Beamery is a startup behind a talent Operating System (OS) built for enterprise recruiting teams to attract, engage, and retain the best talent. The (OS) consists of a CRM with Vacancy list and Contact list functionalities that can handle pre-defined workflows set off by pre-defined triggers. The OS integrates with a variety of tools, mainly Application Tracking Systems. The OS is complemented by Chrome and Firefox Extensions.
Primary personas and main users are Sourcers and Recruiters. Auxiliary personas being Heads of Talent Acquisition, VPHR, etc.
Beamery's Chrome Extension allows a user to perform a limited number of actions without the need to log into the OS. For example a user can add candidates to the database, invite them to apply for a vacancy and then add them to a marketing campaign - all without the need to switch between browser windows. As Beamery's customer base matured and they began attracting Enterprise level customers, the Chrome Extension workflows have become outdated and were in need of a rethink. I was tasked with analysing the as-is workflow and proposing where and how changes could be introduces with the primary KPI being number of clicks and the fewer clicks a user needs to achieve a goal, the better.
The Chrome Extension is an out-dated solution, originally built when the core application was smaller, workflow trigger rules were looser and user workflows were simpler. It had not been kept inline with the changes in the core product. A lot of what a user can and needs to do as part of their current basic workflows cannot be completed in full using the extension. This was caused by lack of updates to the extension over time.
As a result, a lot of mandatory information that was being collected in the core product was not mandatory in the extension. This often resulted in broken workflows, email campaigns not being sent out and various statuses not updating, which cascaded further into other workflows not being triggered. These, and other issues caused users to have to switch from the extension to the browser, and back to the extension. In some cases users would abandon the extension all together as it was adding to the number of steps they would otherwise have to take.
UX researcher and analyst
For this project I worked in a UX researcher and analyst capacity.

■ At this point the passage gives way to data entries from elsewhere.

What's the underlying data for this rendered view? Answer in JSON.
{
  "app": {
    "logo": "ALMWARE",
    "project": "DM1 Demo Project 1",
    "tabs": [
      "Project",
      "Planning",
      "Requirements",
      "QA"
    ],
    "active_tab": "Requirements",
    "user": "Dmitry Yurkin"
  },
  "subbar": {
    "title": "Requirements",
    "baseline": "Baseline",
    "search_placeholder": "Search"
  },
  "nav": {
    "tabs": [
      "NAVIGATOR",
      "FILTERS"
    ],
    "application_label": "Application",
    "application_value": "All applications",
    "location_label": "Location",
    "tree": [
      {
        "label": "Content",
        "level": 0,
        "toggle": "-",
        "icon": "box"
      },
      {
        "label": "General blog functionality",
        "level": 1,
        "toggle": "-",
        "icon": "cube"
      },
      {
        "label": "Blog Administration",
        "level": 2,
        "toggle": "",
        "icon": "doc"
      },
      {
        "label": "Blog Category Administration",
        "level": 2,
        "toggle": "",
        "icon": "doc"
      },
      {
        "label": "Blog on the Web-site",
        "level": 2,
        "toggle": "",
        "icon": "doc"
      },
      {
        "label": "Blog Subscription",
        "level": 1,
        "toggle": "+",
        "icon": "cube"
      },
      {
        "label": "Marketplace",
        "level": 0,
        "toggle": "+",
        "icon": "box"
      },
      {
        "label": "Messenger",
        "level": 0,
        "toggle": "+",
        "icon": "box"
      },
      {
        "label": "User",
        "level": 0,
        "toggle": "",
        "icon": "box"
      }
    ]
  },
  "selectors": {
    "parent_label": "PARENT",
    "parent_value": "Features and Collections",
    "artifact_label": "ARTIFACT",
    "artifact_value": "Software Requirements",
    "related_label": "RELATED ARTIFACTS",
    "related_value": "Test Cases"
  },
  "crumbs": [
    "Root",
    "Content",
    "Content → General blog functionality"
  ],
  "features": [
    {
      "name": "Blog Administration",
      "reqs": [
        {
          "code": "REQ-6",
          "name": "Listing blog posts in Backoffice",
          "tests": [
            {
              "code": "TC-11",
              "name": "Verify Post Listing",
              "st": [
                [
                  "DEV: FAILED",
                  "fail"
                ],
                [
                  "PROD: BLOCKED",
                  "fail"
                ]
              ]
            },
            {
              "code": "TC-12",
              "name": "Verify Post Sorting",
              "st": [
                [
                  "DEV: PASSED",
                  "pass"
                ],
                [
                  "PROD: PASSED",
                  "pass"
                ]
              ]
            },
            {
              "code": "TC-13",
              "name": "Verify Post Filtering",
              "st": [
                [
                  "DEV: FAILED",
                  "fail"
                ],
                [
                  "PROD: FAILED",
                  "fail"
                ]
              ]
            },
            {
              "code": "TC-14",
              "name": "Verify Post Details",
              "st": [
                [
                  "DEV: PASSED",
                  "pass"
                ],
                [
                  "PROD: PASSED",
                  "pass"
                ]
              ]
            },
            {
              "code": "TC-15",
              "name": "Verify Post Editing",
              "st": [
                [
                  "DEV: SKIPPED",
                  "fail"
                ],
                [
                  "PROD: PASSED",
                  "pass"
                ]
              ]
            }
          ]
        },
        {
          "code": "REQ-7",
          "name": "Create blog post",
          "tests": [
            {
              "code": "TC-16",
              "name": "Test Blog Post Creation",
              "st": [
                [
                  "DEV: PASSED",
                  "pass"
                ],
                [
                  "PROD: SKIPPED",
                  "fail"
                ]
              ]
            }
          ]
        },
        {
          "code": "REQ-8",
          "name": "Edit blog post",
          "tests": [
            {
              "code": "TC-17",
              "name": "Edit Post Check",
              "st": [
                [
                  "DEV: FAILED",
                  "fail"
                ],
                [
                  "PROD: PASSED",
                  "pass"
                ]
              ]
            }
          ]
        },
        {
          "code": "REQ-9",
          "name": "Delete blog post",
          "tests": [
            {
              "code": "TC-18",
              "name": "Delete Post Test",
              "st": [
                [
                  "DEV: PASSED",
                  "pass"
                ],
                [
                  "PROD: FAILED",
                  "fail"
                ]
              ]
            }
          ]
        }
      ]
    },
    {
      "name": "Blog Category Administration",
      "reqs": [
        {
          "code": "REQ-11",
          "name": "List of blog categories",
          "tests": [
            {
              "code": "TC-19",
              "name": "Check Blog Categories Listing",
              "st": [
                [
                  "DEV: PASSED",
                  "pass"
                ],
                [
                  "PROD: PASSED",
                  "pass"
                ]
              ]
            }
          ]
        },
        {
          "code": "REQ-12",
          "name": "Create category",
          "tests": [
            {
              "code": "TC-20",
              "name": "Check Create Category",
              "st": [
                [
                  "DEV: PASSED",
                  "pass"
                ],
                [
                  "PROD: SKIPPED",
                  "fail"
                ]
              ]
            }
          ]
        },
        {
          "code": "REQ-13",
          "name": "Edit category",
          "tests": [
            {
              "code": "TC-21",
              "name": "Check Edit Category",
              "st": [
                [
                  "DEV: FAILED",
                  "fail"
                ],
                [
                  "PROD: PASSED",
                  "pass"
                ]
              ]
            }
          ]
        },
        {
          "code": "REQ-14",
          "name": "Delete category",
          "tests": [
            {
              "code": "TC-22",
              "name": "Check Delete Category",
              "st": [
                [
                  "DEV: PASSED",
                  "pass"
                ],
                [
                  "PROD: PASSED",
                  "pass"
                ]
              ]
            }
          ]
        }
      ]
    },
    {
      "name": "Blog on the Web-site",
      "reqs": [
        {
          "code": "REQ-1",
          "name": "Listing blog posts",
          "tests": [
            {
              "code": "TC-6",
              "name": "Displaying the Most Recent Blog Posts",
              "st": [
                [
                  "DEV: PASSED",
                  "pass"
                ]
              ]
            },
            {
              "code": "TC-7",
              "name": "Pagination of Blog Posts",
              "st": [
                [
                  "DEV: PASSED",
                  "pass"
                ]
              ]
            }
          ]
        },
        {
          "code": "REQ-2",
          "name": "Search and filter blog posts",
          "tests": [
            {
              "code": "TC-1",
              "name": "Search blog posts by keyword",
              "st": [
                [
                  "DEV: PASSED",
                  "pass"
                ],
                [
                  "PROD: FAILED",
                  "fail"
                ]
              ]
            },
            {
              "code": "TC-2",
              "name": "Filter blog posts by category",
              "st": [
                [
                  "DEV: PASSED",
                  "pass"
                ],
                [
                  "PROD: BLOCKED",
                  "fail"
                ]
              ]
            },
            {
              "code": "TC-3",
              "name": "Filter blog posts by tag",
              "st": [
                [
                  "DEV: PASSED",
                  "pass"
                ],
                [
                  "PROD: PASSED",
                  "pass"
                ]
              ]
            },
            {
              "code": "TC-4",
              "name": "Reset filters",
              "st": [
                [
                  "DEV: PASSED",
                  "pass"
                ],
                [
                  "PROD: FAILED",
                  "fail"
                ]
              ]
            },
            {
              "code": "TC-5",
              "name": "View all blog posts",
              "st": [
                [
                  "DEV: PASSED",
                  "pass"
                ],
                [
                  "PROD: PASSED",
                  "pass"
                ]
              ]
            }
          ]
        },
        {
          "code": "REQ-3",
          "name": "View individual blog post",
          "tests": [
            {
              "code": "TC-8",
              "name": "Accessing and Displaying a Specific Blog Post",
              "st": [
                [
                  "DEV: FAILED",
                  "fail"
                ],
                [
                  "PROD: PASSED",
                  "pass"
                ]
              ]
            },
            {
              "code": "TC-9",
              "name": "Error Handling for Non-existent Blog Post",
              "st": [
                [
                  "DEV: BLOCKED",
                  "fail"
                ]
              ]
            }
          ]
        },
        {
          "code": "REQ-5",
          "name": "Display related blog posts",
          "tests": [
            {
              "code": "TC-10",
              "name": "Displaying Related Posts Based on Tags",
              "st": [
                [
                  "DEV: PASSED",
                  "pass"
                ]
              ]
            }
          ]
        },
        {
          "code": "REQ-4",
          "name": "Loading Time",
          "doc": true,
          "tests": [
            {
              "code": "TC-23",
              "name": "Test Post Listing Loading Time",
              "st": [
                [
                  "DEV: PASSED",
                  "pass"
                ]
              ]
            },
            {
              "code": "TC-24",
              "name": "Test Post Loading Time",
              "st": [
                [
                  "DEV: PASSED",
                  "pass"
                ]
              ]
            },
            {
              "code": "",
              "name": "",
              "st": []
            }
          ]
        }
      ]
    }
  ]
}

I collaborated with Head of Design (also the designer on this project) on the creative aspects of my recommendations.
The work outlined in this case study only includes what I produced for the designer who then took my deliverables and turned them into assets for the development team to implement.
Head of Design
1. Document the high level user workflow
At first I mapped out and documented the existing user workflow. At a high level, what steps does a user take to complete their goals? As I was not able to speak to users at this time I worked with Customer Experience team who often act as a proxy for user at the company. This would later act as a sense check that the proposed solution is able to help and not hinder users achieve their goals.
2. Document the User Journey, the processes involved, any technical limitations
Once I had the basic user workflow I assessed it against the current solution to identify usability gaps. I documented the steps in the user workflow along with process behind the scenes. I then investigated the list of reported bugs and feature requests to understand what might be missing.
It was at this stage that I was able to develop a "happy path", the ideal state for what the new solution would be able to do. Along with this I highlighted any technical limitations or bugs that I came across as well as any edge cases that we might have to consider later in the process. I noticed that while we originally thought this would be a lot of work we had existing functionality that we could utilise and re-purpose.
3. Wireflows & proposed changes documentation
Armed with what the user is trying to achieve and how the extension is meant to work in theory, I put together the wireflows and 6 user flows for the key journeys in the process. Once these were validated for feasibility with the designer and the product development team, the designer began working on the assets while I documented the list of proposed changes along with any new expected inputs and outputs. This was later handed over to the development team to implement.
Beamery Chrome Extension 4.0 was launched to its users in December 2019 incorporating my work.
Keeping the main KPI (reduction of steps to complete a goal) in mind not only was I able to reduce clicks. introduce missing functionality and highlight bugs, I was also able to identify areas of the process that could be fully automated reducing clicks in some cases from 7 to 0.
Kristine truly excels at getting stuff done! She puts in place tools and process, and she works very effectively with her engineering team, to ensure everything gets delivered in time, with the right scope. With her strong focus on user experience, starting with truly understanding what the users are trying to achieve, and how these users operate. I wholeheartedly recommend Kristine and I would hire her again without any hesitation.
Kristine and I worked together at Beamery where she was the dedicated UX Researcher within our design team. A very positive impact that Kristine has brought to the team is the highly effective new methodologies being introduced into the process at Beamery. It's clear to me that she is setting herself up to be an absolute powerhouse UX Researcher.